Friday, 30 April 2021

The Church Taught Us to Listen to Women

Mr Holdsworth points out that it was the Catholic Church that raised the status of women, starting in the Middle Ages.

It may surprise some, as I’m embarrassed to say it did me when I learned that there has never been a matriarchal society in the history of human civilization. There are no records of societies in which women played the lead role. In every place and in every time, men have assumed the dominant positions of power. We’re not even talking about most of the time, like 80% of the time men have been the dominant sex and 20% of the time women. It was men 100% and women 0%. So at some point in human history, there had to have been a deliberate relinquishing of the power and control that men had because it isn’t something that just naturally occurs. If human beings are given enough license to do what they want and let the chips fall how they may, men will end up in control. So for women to have ever made any strides towards having a say in how society conducts itself, it must have involved men being compelled to look to women for their influence and in the case of Western civilization, we have Christianity and the influence of the Catholic Church to thank for that.

Even if our understanding of the middle ages is full of prejudice and inaccuracies, one thing that is true is that it was a far more violent time than what most of us in Western Civilization are used to today. The nobility was composed of a military class and because that was something of a vocation for them, they found it irresistible to find reasons to fight each other, a lot. But the Church, never one to go with the flow of trends and fashions, wanted to curb these inclinations among Europe’s elite, so they first tried to promote a peace movement, in fact the first ever peace movement in all of human history, called the Peace and Truce of God. Chief among its demands was the protection of non-combatant members of society such as the clergy, women and children, and the peasants class. And while the movement enjoyed some success, it wasn’t enough to produce the full effect of what the Church had envisioned and the Church noticed something fairly obvious which was that this tendency towards violence was primarily a masculine tendency. We often hear people say thing like, if women ruled the world there’d be a lot less war. Well, that’s pretty much what the Church thought too, so it continued to push this peace movement into what became the chivalric code or Chivalry. And instead of imposing this code of behaviour through law, it was popularized through medieval literature, especially Geoffrey Monmouth’s tales of King Arthur. Monmouth was a Catholic Cleric who wrote about an idealized brotherhood of knights who used their resources and aptitude for combat in the service of others and in the cultivation of virtue rather than as a vehicle for selfish ends – like the acquisition of wealth and land.
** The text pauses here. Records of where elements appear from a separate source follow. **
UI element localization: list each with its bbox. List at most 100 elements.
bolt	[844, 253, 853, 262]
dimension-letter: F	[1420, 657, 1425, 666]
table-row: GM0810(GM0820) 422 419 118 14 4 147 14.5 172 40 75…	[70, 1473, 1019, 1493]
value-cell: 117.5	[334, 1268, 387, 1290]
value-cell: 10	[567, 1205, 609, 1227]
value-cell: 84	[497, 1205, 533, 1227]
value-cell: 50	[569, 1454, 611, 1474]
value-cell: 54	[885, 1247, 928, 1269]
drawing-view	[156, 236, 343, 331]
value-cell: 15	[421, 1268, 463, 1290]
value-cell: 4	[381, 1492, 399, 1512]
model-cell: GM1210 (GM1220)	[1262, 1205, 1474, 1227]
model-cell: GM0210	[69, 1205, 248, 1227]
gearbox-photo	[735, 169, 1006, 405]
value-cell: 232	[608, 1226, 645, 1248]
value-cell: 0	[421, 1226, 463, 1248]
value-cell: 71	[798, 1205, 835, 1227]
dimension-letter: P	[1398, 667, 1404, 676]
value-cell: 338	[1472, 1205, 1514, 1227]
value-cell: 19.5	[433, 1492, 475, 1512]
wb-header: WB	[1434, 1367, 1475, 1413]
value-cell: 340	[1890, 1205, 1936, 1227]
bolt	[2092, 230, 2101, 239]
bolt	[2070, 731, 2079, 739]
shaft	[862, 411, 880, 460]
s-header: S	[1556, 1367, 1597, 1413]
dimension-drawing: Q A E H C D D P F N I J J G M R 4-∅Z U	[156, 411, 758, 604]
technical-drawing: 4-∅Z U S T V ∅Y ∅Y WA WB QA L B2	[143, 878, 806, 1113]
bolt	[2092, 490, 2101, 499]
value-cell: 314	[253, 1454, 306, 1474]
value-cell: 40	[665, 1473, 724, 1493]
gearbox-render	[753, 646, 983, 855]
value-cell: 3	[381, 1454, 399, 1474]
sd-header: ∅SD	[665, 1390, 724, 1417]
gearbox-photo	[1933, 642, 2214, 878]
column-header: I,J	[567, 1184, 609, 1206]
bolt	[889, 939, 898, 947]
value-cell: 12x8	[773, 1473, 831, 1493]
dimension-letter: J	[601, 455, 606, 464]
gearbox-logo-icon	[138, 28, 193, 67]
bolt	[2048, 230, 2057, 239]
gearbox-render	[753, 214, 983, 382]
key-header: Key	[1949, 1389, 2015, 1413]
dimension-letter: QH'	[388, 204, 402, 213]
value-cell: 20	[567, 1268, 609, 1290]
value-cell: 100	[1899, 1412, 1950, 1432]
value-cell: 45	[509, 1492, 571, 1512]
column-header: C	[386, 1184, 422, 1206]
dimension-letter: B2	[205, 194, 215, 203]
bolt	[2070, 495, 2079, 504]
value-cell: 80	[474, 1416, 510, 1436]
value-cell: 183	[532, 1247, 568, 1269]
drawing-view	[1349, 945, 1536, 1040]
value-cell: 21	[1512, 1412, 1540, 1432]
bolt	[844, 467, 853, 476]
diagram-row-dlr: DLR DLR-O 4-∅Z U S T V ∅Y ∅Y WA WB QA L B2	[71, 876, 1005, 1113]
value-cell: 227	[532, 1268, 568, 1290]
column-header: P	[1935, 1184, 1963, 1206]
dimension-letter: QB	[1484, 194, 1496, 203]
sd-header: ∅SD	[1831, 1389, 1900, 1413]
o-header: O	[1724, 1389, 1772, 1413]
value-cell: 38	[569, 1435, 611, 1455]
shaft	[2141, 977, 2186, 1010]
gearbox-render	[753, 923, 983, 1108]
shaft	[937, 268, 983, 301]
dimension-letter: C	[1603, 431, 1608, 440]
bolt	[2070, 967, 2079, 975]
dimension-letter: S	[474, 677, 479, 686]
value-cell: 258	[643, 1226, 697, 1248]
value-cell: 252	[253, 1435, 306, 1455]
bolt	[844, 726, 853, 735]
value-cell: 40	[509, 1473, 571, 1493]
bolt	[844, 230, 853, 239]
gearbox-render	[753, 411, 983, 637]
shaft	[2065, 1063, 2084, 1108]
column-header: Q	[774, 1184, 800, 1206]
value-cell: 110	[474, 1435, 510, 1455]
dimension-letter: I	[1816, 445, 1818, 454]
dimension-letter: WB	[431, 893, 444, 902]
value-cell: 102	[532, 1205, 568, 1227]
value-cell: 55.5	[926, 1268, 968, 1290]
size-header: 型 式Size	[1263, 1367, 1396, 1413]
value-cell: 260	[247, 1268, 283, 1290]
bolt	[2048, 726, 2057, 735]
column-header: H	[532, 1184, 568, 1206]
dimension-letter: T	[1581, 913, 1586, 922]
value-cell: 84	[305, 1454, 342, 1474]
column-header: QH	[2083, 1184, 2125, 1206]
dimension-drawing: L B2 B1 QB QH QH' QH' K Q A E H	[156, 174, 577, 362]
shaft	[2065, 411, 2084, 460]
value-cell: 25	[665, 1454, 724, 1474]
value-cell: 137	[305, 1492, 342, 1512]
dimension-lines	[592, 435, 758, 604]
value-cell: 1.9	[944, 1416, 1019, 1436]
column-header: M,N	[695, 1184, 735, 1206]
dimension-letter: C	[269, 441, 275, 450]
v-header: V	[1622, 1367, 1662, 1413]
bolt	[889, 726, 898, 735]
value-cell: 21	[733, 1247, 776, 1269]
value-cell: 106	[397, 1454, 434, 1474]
And this new code of behaviour placed an especially high premium on the deference of behaviour to the sensibilities and genius of women. Devotion and honor in the service of women is at the heart of chivalric codes.

It meant that if a Lord or a Knight was compelled to resolve some problem violently, they should first consult and honor their wives or ladies to decide the best course of action and that if violence was necessary, it should be conducted in an honorable and civilized manner.

And in a world in which women never had a say in politics, governance, or basically anything at all, this was a revolutionary shift towards a world in which the wisdom of women would be heard and able to balance out the sensibilities of men – offering a more completely human vision of the world.